Simon Hughes – well, what’s not to love about Simon Hughes? Apart from the fact that he is known to turn up chronically late for meetings (Paddy Ashdown has a hilarious set of anecdotes about this in his memoirs), and that he is reputed to do as much constituency work as any two other MPs put together (or three, if one of them is George Galloway). I sat up and watched his extraordinary by-election victory back in 1983, and thrilled to every minute of it (the more controversial elements of the campaign were lost on me when I was 15).

And yet, and yet. There is the known character flaw of tardiness (and I voted last time for a candidate with a known character flaw), and I’m just generally not convinced that he will convert the voters rather than frighten them. Maybe I will be. I remember back in 1988 I was certain I was going to vote for Alan Beith until I opened the envelope with the election literature from the two candidates and realised that Ashdown might be risky, but would at least be interesting.

Which brings me to Chris Huhne.
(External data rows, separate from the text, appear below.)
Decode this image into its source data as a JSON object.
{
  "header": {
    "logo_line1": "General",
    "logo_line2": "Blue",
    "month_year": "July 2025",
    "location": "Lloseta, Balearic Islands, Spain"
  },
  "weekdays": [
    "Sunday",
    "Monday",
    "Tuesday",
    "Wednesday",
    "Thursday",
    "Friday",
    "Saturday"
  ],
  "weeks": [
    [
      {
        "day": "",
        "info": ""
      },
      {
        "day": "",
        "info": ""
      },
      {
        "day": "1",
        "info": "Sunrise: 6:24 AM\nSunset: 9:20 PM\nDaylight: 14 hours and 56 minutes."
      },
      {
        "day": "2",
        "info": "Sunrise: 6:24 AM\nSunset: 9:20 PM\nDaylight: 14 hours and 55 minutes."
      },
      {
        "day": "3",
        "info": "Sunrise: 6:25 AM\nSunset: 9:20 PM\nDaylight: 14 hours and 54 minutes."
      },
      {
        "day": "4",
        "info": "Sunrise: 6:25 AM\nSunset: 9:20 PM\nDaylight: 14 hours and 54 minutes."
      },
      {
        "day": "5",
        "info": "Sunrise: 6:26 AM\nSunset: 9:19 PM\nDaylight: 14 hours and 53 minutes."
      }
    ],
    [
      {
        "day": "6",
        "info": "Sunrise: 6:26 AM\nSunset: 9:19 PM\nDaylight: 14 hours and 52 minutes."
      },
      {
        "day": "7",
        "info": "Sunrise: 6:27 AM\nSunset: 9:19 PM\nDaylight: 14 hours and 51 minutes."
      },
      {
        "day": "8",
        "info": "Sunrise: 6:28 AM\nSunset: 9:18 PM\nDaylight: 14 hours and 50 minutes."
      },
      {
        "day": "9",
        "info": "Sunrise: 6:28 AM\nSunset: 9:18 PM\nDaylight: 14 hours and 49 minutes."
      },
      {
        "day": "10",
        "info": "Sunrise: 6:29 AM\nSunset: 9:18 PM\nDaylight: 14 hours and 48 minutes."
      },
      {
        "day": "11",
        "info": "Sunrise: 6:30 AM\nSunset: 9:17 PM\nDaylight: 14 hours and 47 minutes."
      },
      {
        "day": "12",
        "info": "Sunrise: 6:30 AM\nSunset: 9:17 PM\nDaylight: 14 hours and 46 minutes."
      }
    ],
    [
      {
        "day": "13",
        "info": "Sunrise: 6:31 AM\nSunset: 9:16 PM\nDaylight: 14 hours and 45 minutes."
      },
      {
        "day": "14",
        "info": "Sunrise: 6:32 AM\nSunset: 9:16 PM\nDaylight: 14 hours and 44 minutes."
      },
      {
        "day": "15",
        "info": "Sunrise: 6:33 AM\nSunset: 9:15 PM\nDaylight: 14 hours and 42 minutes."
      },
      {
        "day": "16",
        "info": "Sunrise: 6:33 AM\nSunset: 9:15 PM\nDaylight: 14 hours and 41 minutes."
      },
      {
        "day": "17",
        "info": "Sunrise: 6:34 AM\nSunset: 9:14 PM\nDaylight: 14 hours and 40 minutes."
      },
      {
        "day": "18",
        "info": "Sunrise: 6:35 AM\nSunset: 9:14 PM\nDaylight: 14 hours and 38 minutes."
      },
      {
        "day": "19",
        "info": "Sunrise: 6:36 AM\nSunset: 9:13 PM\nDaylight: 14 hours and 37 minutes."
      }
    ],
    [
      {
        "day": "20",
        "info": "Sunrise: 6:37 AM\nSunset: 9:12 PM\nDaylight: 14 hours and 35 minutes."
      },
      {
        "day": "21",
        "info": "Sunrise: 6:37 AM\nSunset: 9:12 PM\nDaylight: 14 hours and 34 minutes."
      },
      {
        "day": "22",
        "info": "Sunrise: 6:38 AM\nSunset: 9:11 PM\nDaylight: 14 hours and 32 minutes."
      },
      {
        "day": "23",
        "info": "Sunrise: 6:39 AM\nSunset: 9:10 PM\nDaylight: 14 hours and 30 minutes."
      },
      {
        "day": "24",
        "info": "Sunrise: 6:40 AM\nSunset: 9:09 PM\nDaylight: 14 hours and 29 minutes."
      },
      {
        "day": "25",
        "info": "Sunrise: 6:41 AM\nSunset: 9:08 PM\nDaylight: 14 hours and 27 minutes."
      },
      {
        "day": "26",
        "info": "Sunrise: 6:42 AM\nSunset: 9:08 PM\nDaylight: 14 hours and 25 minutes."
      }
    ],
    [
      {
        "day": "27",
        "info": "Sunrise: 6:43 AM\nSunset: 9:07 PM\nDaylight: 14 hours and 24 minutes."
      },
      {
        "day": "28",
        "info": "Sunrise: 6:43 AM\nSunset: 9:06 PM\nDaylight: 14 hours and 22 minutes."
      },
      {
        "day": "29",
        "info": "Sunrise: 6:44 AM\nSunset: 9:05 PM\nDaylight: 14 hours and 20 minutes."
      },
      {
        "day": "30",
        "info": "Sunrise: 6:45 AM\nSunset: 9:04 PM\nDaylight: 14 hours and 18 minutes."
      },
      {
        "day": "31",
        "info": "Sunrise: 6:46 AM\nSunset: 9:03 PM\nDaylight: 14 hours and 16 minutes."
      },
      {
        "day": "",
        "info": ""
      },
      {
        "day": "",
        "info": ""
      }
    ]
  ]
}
I know him vaguely and consequently like him from his time in Brussels as an MEP; he co-wrote a book with my former boss; the Oxford Mail is trying rather desperately to smear him as an extremist. I am rather impressed that despite his substantial economics background, he chose the environment as the main basis for his campaign launch, prompting some rather desperate me-tooism from the other candidates. Sure, he is not a household name; but be honest, who had heard of David Cameron twelve months ago?

And on the economics front: I’m aware of the suspicion generated recently by the publication of the Orange Book. I think its significance has been overblown. There is little prospect of a right-wing clique taking over the party a la Jorg Haider. I find it interesting that Liberator, which I take as a touchstone of the parts of the Lib Dems further (though not much further) to the left than me, responded to the Orange Book, not with the outright hostility which I remember the magazine taking to the leadership and the SDP in the Steel era, but by welcoming the fact that there was a debate at all (eg here and herereview for Liberator, singles out Huhne’s contribution to it as “in many ways the most impressive piece in the book”.

So, on balance, I’m a not very committed Campbell supporter, drifting towards Huhne. Having said that, as in 1988, I may just find that the candidates’ own literature convinces me to change my mind at the last moment.